To disinfect a well, Evans advises to:
1. Pump the water until it is clear
2. Scrub and disinfect the pump room and wash all equipment with at least a 2 percent chlorine solution. Note: Laundry bleach is usually 5 percent chlorine, so mix 1 gallon with 1-1/2 gallons of water.
3. Remove the well seal or plug at the top of the casing. Pour a solution of one quart of laundry bleach and 3 gallons of water into the top of the casing. Leave it there at least four hours, preferably overnight.
4. Pump the chlorinated water through the system. While filling all piping, open one faucet at a time until there is a strong chlorine oder at each faucet.
5. Pump and flush the system until the taste and odor of chlorine are no longer present.

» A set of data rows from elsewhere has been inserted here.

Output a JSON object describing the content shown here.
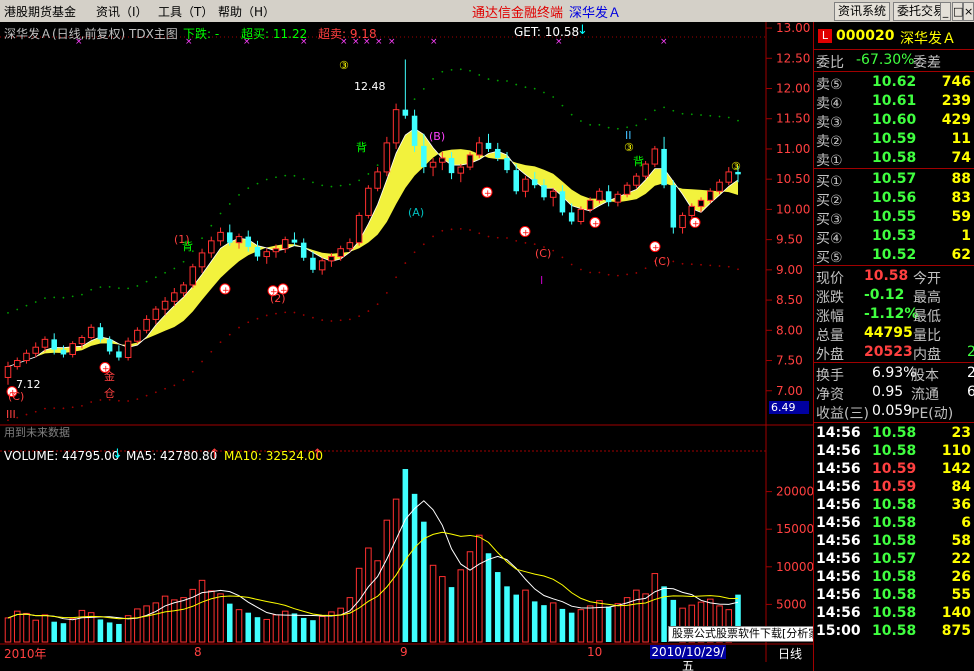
{
  "menubar": {
    "items": [
      "港股期货基金",
      "资讯（I）",
      "工具（T）",
      "帮助（H）"
    ],
    "title": "通达信金融终端",
    "stock": "深华发Ａ",
    "buttons": [
      "资讯系统",
      "委托交易"
    ],
    "win_controls": [
      "_",
      "□",
      "×"
    ]
  },
  "main_chart": {
    "header": {
      "name": "深华发Ａ(日线,前复权) TDX主图",
      "down_label": "下跌: -",
      "overbuy": "超买: 11.22",
      "oversell": "超卖: 9.18",
      "get": "GET: 10.58"
    },
    "price_axis": [
      "13.00",
      "12.50",
      "12.00",
      "11.50",
      "11.00",
      "10.50",
      "10.00",
      "9.50",
      "9.00",
      "8.50",
      "8.00",
      "7.50",
      "7.00"
    ],
    "current_price_tag": "6.49",
    "high_label": "12.48",
    "low_label": "7.12",
    "annotations": [
      "(C)",
      "III",
      "金",
      "仓",
      "(1)",
      "(2)",
      "(A)",
      "(B)",
      "(C)",
      "I",
      "(C)",
      "II",
      "背",
      "背",
      "背",
      "③",
      "③",
      "③"
    ],
    "future_note": "用到未来数据"
  },
  "volume_chart": {
    "header": {
      "volume": "VOLUME: 44795.00",
      "ma5": "MA5: 42780.80",
      "ma10": "MA10: 32524.00"
    },
    "axis": [
      "20000",
      "15000",
      "10000",
      "5000"
    ]
  },
  "date_axis": {
    "labels": [
      "2010年",
      "8",
      "9",
      "10"
    ],
    "cursor_date": "2010/10/29/五",
    "period": "日线"
  },
  "watermark": "股票公式股票软件下载[分析家公式网www.88gs.com]",
  "right_panel": {
    "code_prefix": "L",
    "code": "000020",
    "name": "深华发Ａ",
    "weibi_label": "委比",
    "weibi_value": "-67.30%",
    "weicha_label": "委差",
    "sell": [
      {
        "label": "卖⑤",
        "price": "10.62",
        "vol": "746"
      },
      {
        "label": "卖④",
        "price": "10.61",
        "vol": "239"
      },
      {
        "label": "卖③",
        "price": "10.60",
        "vol": "429"
      },
      {
        "label": "卖②",
        "price": "10.59",
        "vol": "11"
      },
      {
        "label": "卖①",
        "price": "10.58",
        "vol": "74"
      }
    ],
    "buy": [
      {
        "label": "买①",
        "price": "10.57",
        "vol": "88"
      },
      {
        "label": "买②",
        "price": "10.56",
        "vol": "83"
      },
      {
        "label": "买③",
        "price": "10.55",
        "vol": "59"
      },
      {
        "label": "买④",
        "price": "10.53",
        "vol": "1"
      },
      {
        "label": "买⑤",
        "price": "10.52",
        "vol": "62"
      }
    ],
    "quote": [
      {
        "l1": "现价",
        "v1": "10.58",
        "l2": "今开",
        "c": "#ff4040"
      },
      {
        "l1": "涨跌",
        "v1": "-0.12",
        "l2": "最高",
        "c": "#40ff40"
      },
      {
        "l1": "涨幅",
        "v1": "-1.12%",
        "l2": "最低",
        "c": "#40ff40"
      },
      {
        "l1": "总量",
        "v1": "44795",
        "l2": "量比",
        "c": "#ffff00"
      },
      {
        "l1": "外盘",
        "v1": "20523",
        "l2": "内盘",
        "c": "#ff4040"
      }
    ],
    "quote_tail": "2",
    "fund": [
      {
        "l1": "换手",
        "v1": "6.93%",
        "l2": "股本",
        "tail": "2"
      },
      {
        "l1": "净资",
        "v1": "0.95",
        "l2": "流通",
        "tail": "6"
      },
      {
        "l1": "收益(三)",
        "v1": "0.059",
        "l2": "PE(动)",
        "tail": ""
      }
    ],
    "ticks": [
      {
        "time": "14:56",
        "price": "10.58",
        "vol": "23"
      },
      {
        "time": "14:56",
        "price": "10.58",
        "vol": "110"
      },
      {
        "time": "14:56",
        "price": "10.59",
        "vol": "142"
      },
      {
        "time": "14:56",
        "price": "10.59",
        "vol": "84"
      },
      {
        "time": "14:56",
        "price": "10.58",
        "vol": "36"
      },
      {
        "time": "14:56",
        "price": "10.58",
        "vol": "6"
      },
      {
        "time": "14:56",
        "price": "10.58",
        "vol": "58"
      },
      {
        "time": "14:56",
        "price": "10.57",
        "vol": "22"
      },
      {
        "time": "14:56",
        "price": "10.58",
        "vol": "26"
      },
      {
        "time": "14:56",
        "price": "10.58",
        "vol": "55"
      },
      {
        "time": "14:56",
        "price": "10.58",
        "vol": "140"
      },
      {
        "time": "15:00",
        "price": "10.58",
        "vol": "875"
      }
    ]
  },
  "chart_data": {
    "type": "candlestick",
    "series_ohlc": [
      [
        7.22,
        7.48,
        7.1,
        7.4
      ],
      [
        7.4,
        7.55,
        7.35,
        7.5
      ],
      [
        7.5,
        7.68,
        7.45,
        7.62
      ],
      [
        7.62,
        7.8,
        7.55,
        7.72
      ],
      [
        7.72,
        7.9,
        7.65,
        7.85
      ],
      [
        7.85,
        7.95,
        7.6,
        7.68
      ],
      [
        7.68,
        7.75,
        7.55,
        7.6
      ],
      [
        7.6,
        7.82,
        7.55,
        7.78
      ],
      [
        7.78,
        7.92,
        7.7,
        7.88
      ],
      [
        7.88,
        8.1,
        7.85,
        8.05
      ],
      [
        8.05,
        8.12,
        7.8,
        7.85
      ],
      [
        7.85,
        7.9,
        7.6,
        7.65
      ],
      [
        7.65,
        7.75,
        7.5,
        7.55
      ],
      [
        7.55,
        7.88,
        7.5,
        7.82
      ],
      [
        7.82,
        8.05,
        7.78,
        8.0
      ],
      [
        8.0,
        8.25,
        7.95,
        8.18
      ],
      [
        8.18,
        8.4,
        8.1,
        8.35
      ],
      [
        8.35,
        8.55,
        8.25,
        8.48
      ],
      [
        8.48,
        8.7,
        8.4,
        8.62
      ],
      [
        8.62,
        8.8,
        8.55,
        8.75
      ],
      [
        8.75,
        9.1,
        8.7,
        9.05
      ],
      [
        9.05,
        9.35,
        8.95,
        9.28
      ],
      [
        9.28,
        9.55,
        9.2,
        9.48
      ],
      [
        9.48,
        9.7,
        9.4,
        9.62
      ],
      [
        9.62,
        9.75,
        9.4,
        9.45
      ],
      [
        9.45,
        9.6,
        9.35,
        9.55
      ],
      [
        9.55,
        9.65,
        9.3,
        9.38
      ],
      [
        9.38,
        9.48,
        9.15,
        9.22
      ],
      [
        9.22,
        9.35,
        9.1,
        9.3
      ],
      [
        9.3,
        9.42,
        9.2,
        9.35
      ],
      [
        9.35,
        9.55,
        9.28,
        9.5
      ],
      [
        9.5,
        9.62,
        9.4,
        9.45
      ],
      [
        9.45,
        9.52,
        9.15,
        9.2
      ],
      [
        9.2,
        9.3,
        8.95,
        9.0
      ],
      [
        9.0,
        9.2,
        8.92,
        9.15
      ],
      [
        9.15,
        9.28,
        9.05,
        9.22
      ],
      [
        9.22,
        9.4,
        9.15,
        9.35
      ],
      [
        9.35,
        9.52,
        9.3,
        9.45
      ],
      [
        9.45,
        9.95,
        9.4,
        9.9
      ],
      [
        9.9,
        10.4,
        9.85,
        10.35
      ],
      [
        10.35,
        10.7,
        10.3,
        10.62
      ],
      [
        10.62,
        11.2,
        10.55,
        11.1
      ],
      [
        11.1,
        11.75,
        11.0,
        11.65
      ],
      [
        11.65,
        12.48,
        11.5,
        11.55
      ],
      [
        11.55,
        11.65,
        10.95,
        11.05
      ],
      [
        11.05,
        11.25,
        10.6,
        10.7
      ],
      [
        10.7,
        10.85,
        10.55,
        10.78
      ],
      [
        10.78,
        10.95,
        10.65,
        10.85
      ],
      [
        10.85,
        10.95,
        10.5,
        10.6
      ],
      [
        10.6,
        10.75,
        10.45,
        10.7
      ],
      [
        10.7,
        10.95,
        10.65,
        10.9
      ],
      [
        10.9,
        11.2,
        10.85,
        11.1
      ],
      [
        11.1,
        11.25,
        10.95,
        11.0
      ],
      [
        11.0,
        11.1,
        10.8,
        10.85
      ],
      [
        10.85,
        10.95,
        10.6,
        10.65
      ],
      [
        10.65,
        10.75,
        10.25,
        10.3
      ],
      [
        10.3,
        10.55,
        10.2,
        10.5
      ],
      [
        10.5,
        10.62,
        10.35,
        10.4
      ],
      [
        10.4,
        10.5,
        10.15,
        10.2
      ],
      [
        10.2,
        10.35,
        10.05,
        10.3
      ],
      [
        10.3,
        10.4,
        9.9,
        9.95
      ],
      [
        9.95,
        10.1,
        9.75,
        9.8
      ],
      [
        9.8,
        10.05,
        9.75,
        10.0
      ],
      [
        10.0,
        10.2,
        9.95,
        10.15
      ],
      [
        10.15,
        10.35,
        10.1,
        10.3
      ],
      [
        10.3,
        10.4,
        10.05,
        10.12
      ],
      [
        10.12,
        10.3,
        10.05,
        10.25
      ],
      [
        10.25,
        10.45,
        10.2,
        10.4
      ],
      [
        10.4,
        10.6,
        10.35,
        10.55
      ],
      [
        10.55,
        10.8,
        10.5,
        10.75
      ],
      [
        10.75,
        11.05,
        10.7,
        11.0
      ],
      [
        11.0,
        11.2,
        10.35,
        10.4
      ],
      [
        10.4,
        10.48,
        9.6,
        9.7
      ],
      [
        9.7,
        9.95,
        9.6,
        9.9
      ],
      [
        9.9,
        10.1,
        9.85,
        10.05
      ],
      [
        10.05,
        10.2,
        9.95,
        10.15
      ],
      [
        10.15,
        10.35,
        10.1,
        10.3
      ],
      [
        10.3,
        10.5,
        10.25,
        10.45
      ],
      [
        10.45,
        10.7,
        10.4,
        10.62
      ],
      [
        10.62,
        10.72,
        10.45,
        10.58
      ]
    ],
    "volume": [
      3200,
      4100,
      3800,
      2900,
      3600,
      2700,
      2500,
      3100,
      4200,
      3900,
      3000,
      2600,
      2400,
      3500,
      4400,
      4800,
      5200,
      6100,
      5600,
      5900,
      7000,
      8200,
      6800,
      6400,
      5100,
      4300,
      3900,
      3300,
      3000,
      3600,
      4100,
      3800,
      3200,
      2900,
      3400,
      4000,
      4500,
      5900,
      9800,
      12500,
      10800,
      16200,
      19000,
      23000,
      19700,
      16000,
      10200,
      8700,
      7300,
      9600,
      12000,
      14200,
      11800,
      9300,
      7400,
      6300,
      6900,
      5400,
      4900,
      5200,
      4400,
      3900,
      4300,
      4800,
      5500,
      4700,
      5100,
      5900,
      6900,
      6400,
      9100,
      7400,
      5600,
      4500,
      4900,
      5300,
      5700,
      4800,
      4300,
      6300,
      4479
    ],
    "ma5_label": "MA5: 42780.80",
    "ma10_label": "MA10: 32524.00",
    "ylim": [
      6.45,
      13.1
    ],
    "vol_ylim": [
      0,
      25000
    ]
  }
}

6. Have the water tested. Boil or treat all drinking water until the water test indicates the water is safe.
Instructions for disinfecting a cistern are also included in the handout.
After a flood, water sanitation and mold aren't the only concerns, as snakes and rodents can surface due to being displaced from flooding. To that end, Robert A. Pierce, extension fish and wildlife specialist, from the department of fisheries and wildlife sciences, offers guidance.
"Snakes often become displaced after a storm or flooding event," he said. "As a result, many of these animals are seeking shelter and food in areas close to people. These areas, out of the way of high water, include the inside of homes, storage sheds, barns and other buildings. Damaged structures have a higher probability of attracting snakes because of the many accessible entrances. Displaced snakes may be found under debris scattered by the flood or in debris piles created during the cleanup effort."
According to Pierce, Missouri has many more species of nonvenomous snakes than venomous snakes.
"Both venomous and nonvenomous snakes are beneficial to people because they keep down rodent populations," he said. "Because rodents also are displaced by flooding, this is especially important."
Outdoors, Pierce advises to watch where you place your hands and feet when removing or cleaning debris.
"Wear snake-proof boots at least 10 inches high, or snake leggings in heavy debris areas where snakes are likely to be found," he said. "Never step over logs or other obstacles unless you can see the other side. If you encounter a snake, step back and allow it to proceed on its way. Snakes usually do not move fast, and a person easily can retreat from its path."
If a snake is found indoors, he advises isolating the snake within a room or small area.
"Capture nonvenomous snakes by pinning them down with a long stick or pole, preferably forked at one end, and then remove by scooping them up with a flat-blade shovel," he said. "If you are uncomfortable removing the snake yourself, seek someone in the community who has experience handling snakes. A good starting point is your local animal control shelter or sheriff's department."
As a last resort, it may be necessary to kill a venomous snake. If so, Evans advises to club it with a long stick, rod or other tool like a garden hoe.
"Never try to kill a venomous snake with an instrument that brings you within the snake's striking range, usually estimated at less than half the total length of the snake," he said. "For rodents, structures damaged by floods are particularly attractive and provide easy access. The unwelcome pests can damage property and, in extreme cases, pose a potential health problem."